In his speech, Yehoshua referred to statements by former Malaysian Prime Minister Mahathir Mohammed, who said in an October speech that "today the Jews rule the world by proxy," and prominent Greek composer Mikis Theodorakis, who in November called Jews "the root of all evil." But much of what Yehoshua said was counterintuitive, such as his assertion that anti-Semitism among Palestinians is less intense than in surrounding Arab countries.

"Why? Because we are real. [The Palestinians] hate us, but ... they see us in our real dimension," he said.

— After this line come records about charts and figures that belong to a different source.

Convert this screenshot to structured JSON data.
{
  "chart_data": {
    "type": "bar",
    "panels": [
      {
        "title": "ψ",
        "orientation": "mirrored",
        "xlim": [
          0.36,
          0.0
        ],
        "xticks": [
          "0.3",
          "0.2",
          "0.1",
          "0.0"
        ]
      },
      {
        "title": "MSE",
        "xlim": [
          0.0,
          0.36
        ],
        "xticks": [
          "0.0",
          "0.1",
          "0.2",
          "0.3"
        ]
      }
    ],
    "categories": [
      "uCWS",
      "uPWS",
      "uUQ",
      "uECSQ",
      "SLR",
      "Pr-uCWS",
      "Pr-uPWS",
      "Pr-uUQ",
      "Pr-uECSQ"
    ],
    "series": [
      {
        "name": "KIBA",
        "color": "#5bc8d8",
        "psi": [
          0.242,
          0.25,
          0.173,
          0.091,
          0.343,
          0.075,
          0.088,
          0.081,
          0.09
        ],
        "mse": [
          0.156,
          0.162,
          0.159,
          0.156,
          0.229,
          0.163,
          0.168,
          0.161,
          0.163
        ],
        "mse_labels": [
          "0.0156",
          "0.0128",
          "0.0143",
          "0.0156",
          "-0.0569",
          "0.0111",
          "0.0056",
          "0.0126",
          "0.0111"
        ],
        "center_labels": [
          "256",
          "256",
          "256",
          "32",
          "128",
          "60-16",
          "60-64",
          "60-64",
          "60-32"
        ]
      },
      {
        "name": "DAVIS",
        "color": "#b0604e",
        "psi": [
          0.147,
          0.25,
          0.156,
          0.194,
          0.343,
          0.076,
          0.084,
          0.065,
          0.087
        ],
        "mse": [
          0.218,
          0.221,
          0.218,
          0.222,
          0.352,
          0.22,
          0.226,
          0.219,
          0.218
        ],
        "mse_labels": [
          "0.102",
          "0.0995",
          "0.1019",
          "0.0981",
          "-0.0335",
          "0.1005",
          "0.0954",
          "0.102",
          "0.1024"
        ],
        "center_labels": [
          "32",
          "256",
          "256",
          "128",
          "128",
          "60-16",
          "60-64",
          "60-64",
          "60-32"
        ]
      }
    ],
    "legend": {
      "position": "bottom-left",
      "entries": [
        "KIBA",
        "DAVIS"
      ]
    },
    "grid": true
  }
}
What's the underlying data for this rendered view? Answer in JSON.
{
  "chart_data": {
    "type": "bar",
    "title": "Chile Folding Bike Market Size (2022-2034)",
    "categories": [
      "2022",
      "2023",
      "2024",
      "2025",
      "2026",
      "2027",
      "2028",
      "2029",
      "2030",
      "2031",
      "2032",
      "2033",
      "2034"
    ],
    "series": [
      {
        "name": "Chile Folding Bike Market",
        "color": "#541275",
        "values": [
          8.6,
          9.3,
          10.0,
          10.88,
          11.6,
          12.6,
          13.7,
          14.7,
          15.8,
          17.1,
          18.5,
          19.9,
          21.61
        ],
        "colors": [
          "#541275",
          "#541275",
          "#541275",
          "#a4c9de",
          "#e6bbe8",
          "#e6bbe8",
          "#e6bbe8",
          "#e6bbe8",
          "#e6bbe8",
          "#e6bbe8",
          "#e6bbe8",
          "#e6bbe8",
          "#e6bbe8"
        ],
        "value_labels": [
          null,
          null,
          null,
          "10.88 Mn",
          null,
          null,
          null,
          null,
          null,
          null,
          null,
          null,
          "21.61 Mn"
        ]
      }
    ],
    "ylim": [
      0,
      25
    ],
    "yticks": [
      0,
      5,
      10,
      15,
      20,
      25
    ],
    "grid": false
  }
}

That argument, which Yehoshua made in response to a question from the audience, goes to the heart of his thesis: that anti-Semitism takes root when people substitute fearful fantasies for what they can't nail down about Jewish identity. For this reason, artists, with their often fervid and disturbing imaginations, sometimes show the severest expressions of anti-Semitism, he said. It is also for this reason, Yehoshua said, that Jews must clarify their identity and work to understand "the dangerous, pathological interaction that sometimes occurs between Jews and their surroundings."

Many Zionist and secular Jewish intellectuals of the early 20th century tried to thoroughly and objectively examine the motives of anti-Semites, Yehoshua said. But this trend all but ground to a halt as a result of the world wars, "lest any kind of objective understanding, even the most reserved, would confer indirect legitimacy on the worst crimes in all of history," he added.

He cautioned against describing Jewish identity through "romantic evasions" about "mystery and enigma," quoting Freud as saying Jews and Judaism are invested with "an irresistible attraction" and "emotions that have great power precisely because they could not be defined in words."

"If there is a clear lesson in the Holocaust, in my opinion, it is a lesson that obliges us to make every serious intellectual effort to understand -- but heaven forbid to not justify -- the rationales that bring people to commit such terrible crimes against the Jews," he said. "We must empower ourselves against possible future attacks. Part of this empowerment and preparation for the possibility of more destruction ... [is] not just a profound understanding of the evil and its roots, but a profound understanding of the roots of Jewish being and its interaction with the world around it."

In concluding his remarks, he explained that if he were addressing a roomful of anti-Semites, he would tell them: "It is not by chance that you are projecting so much about the Jews, because the Jews invite you by this imaginative identity to do this projection. But before you do this false projection, try to understand a little bit what is your problem."

English Professor John Felstiner, an editor of Jewish American Literature: A Norton Anthology, described the talk as a "strong and strongly written speech," but also admitted some reservations about it.

"Yehoshua's perception of Jews' unclear identity as a trigger of Jew-hatred does seem to saddle Jews with some sort of blame," he said in an e-mail. "Specifically, I felt his talk hovered over but never settled into a related conviction of his: namely, the possibility of normative Jewish life in the land of Israel and the futility of identifiably Jewish existence in the Diaspora, away from Israel. I wish he'd vented that (to me, not exactly tenable) thought as well."

Yehoshua's most recent novel is The Liberated Bride. He was born in Jerusalem in 1936. Today he lives in Haifa. His talk was made possible by the Jewish Community Endowment Fund Lecture, organized by the Taube Center for Jewish Studies.